Author: Kara Thomas
Source: eARC via NetGalley
Publisher: Delacorte
Publication Date: 19 April 2016
Rating: 4/5 Stars



For fans of Gillian Flynn’s Dark Places and Sara Shephard’s Pretty Little Liars. The Darkest Corners is a psychological thriller about the lies little girls tell, and the deadly truths that lies become.

There are ghosts around every corner in Fayette, Pennsylvania. Tessa left when she was nine and has been trying ever since not to think about it after what happened there that last summer. Memories of things so dark will burn themselves into your mind if you let them.

Callie never left. She moved to another house, so she doesn’t have to walk those same halls, but then Callie always was the stronger one. She can handle staring into the faces of her demons–and if she parties hard enough, maybe one day they’ll disappear for good.

Tessa and Callie have never talked about what they saw that night. After the trial, Callie drifted and Tessa moved, and childhood friends just have a way of losing touch.

But ever since she left, Tessa has had questions. Things have never quite added up. And now she has to go back to Fayette–to Wyatt Stokes, sitting on death row; to Lori Cawley, Callie’s dead cousin; and to the one other person who may be hiding the truth.

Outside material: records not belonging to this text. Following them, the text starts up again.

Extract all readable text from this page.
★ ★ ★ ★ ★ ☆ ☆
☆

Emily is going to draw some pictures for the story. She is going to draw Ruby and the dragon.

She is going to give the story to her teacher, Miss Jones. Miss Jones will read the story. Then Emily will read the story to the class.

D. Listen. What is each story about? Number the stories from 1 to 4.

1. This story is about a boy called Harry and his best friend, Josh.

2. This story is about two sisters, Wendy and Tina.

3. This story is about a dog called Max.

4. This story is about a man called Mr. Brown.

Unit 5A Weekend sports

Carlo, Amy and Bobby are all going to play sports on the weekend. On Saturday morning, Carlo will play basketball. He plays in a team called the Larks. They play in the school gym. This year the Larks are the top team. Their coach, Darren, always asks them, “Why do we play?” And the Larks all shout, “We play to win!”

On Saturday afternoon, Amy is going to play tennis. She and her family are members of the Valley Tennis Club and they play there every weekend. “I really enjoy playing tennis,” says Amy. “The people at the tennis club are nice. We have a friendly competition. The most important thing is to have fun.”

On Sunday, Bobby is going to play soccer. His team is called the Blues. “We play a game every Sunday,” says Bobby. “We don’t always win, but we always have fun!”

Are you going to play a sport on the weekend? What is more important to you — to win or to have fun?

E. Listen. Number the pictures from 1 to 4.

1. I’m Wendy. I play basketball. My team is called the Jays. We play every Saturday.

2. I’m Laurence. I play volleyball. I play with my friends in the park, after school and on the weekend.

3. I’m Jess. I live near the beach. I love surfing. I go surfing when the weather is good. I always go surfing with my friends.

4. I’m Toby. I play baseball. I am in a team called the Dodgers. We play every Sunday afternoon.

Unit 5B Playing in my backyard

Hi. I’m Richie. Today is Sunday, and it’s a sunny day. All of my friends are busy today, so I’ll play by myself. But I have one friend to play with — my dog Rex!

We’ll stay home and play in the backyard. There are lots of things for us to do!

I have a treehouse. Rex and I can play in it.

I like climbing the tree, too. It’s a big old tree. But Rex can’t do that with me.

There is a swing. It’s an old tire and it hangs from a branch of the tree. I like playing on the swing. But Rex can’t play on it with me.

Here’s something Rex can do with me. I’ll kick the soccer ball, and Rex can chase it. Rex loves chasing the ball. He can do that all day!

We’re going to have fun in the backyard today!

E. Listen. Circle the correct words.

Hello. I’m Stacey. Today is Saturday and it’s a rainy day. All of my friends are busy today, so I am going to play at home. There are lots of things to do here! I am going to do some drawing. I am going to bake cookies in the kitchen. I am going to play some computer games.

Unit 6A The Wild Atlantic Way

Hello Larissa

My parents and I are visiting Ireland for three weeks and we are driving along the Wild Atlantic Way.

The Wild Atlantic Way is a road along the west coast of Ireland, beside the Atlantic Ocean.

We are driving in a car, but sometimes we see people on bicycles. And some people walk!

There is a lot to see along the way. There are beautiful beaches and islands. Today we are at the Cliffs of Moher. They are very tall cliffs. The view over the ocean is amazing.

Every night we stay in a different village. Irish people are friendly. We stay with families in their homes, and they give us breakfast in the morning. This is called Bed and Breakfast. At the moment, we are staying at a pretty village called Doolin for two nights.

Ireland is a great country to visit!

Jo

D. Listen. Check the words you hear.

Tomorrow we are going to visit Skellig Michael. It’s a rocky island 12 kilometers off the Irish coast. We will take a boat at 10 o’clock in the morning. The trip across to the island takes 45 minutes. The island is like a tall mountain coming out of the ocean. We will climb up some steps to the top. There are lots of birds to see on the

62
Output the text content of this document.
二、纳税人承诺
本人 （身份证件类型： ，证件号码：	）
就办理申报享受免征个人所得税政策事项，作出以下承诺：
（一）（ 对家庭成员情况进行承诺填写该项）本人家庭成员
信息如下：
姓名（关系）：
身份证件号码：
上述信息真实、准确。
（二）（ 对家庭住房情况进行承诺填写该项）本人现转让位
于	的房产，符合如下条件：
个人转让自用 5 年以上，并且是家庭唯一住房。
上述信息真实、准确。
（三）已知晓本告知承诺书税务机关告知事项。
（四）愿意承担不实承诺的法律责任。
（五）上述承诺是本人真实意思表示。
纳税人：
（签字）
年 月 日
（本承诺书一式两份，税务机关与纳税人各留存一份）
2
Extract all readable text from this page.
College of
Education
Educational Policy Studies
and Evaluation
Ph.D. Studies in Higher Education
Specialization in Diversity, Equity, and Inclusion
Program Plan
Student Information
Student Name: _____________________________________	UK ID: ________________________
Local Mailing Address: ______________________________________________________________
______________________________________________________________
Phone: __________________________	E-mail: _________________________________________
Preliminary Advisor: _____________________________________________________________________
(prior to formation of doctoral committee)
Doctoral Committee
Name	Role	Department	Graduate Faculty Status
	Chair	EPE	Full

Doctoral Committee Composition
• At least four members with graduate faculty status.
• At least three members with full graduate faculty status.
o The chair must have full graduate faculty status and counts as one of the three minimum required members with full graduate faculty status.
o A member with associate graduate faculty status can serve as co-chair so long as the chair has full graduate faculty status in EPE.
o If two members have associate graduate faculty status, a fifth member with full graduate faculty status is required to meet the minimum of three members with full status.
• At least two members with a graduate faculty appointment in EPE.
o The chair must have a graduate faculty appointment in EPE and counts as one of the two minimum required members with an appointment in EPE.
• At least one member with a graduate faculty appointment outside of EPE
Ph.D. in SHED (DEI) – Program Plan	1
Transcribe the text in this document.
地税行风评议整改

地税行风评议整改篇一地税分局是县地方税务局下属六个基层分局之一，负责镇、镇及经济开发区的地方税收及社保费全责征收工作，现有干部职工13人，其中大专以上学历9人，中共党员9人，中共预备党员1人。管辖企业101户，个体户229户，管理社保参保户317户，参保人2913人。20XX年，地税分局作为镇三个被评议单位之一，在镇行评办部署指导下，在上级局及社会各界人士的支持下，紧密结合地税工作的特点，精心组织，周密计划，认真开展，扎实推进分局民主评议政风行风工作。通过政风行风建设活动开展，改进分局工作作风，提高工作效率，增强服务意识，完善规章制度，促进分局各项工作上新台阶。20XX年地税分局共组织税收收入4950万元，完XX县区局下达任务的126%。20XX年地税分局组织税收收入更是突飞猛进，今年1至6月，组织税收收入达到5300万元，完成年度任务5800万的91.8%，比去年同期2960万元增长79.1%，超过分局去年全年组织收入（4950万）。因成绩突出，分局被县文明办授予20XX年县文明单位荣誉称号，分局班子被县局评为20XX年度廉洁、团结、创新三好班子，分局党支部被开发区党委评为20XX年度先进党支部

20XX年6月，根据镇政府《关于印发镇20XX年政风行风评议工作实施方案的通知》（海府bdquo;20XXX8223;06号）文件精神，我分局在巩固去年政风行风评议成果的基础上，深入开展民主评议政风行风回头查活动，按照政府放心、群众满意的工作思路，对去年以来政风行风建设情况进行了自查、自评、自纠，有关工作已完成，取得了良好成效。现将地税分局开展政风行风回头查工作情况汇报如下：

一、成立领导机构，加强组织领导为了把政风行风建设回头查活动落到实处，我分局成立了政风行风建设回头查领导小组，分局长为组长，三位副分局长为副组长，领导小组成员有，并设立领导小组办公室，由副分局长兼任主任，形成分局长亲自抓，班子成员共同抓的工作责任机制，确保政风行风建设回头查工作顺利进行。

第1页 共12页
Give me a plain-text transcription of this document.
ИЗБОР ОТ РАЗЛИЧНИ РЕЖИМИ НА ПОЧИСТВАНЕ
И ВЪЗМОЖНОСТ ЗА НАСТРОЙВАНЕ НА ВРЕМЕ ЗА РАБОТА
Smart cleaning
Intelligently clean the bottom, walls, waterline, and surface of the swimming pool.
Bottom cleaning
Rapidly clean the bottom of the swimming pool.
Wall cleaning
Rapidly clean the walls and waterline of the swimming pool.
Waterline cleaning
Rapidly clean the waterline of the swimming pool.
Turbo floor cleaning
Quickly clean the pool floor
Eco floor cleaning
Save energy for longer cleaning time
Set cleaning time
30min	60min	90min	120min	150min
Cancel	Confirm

Only the closer Tessa gets to the truth, the closer she gets to the killer–and this time, it won’t be so easy to run away.


In the wake of the frenzy over Making a Murderer, and my love of Gillian Flynn, I felt instantly drawn to the premise of this novel. Slow moving, mature, and methodical, The Darkest Corners is a psychological thriller that makes you forget you’re reading YA. The layers of mysteries are deep here and unravel until the very end.

Tessa must return to Fayette, Pennsylvania to say goodbye to her dying father — a father that has been dead to her since the day he was taken to prison. But the idea of never being able to return home is explored, if not exploited, when Tessa begins to ask more questions than she may ever find the answers to. Questions like why her sister, who she hasn’t seen in years, had come to visit their father and what kind of new evidence lawyers might have found to overturn the death sentence of a man Tessa helped put in jail.

As each new layer of mystery is unveiled, Thomas does this in such a way that does not come on too strong or too fast. When I say the book moves slow, I mean that it reads like summer day that has the hint of a thunderstorm. You can the storm coming, but you just don’t know when it’s going to strike.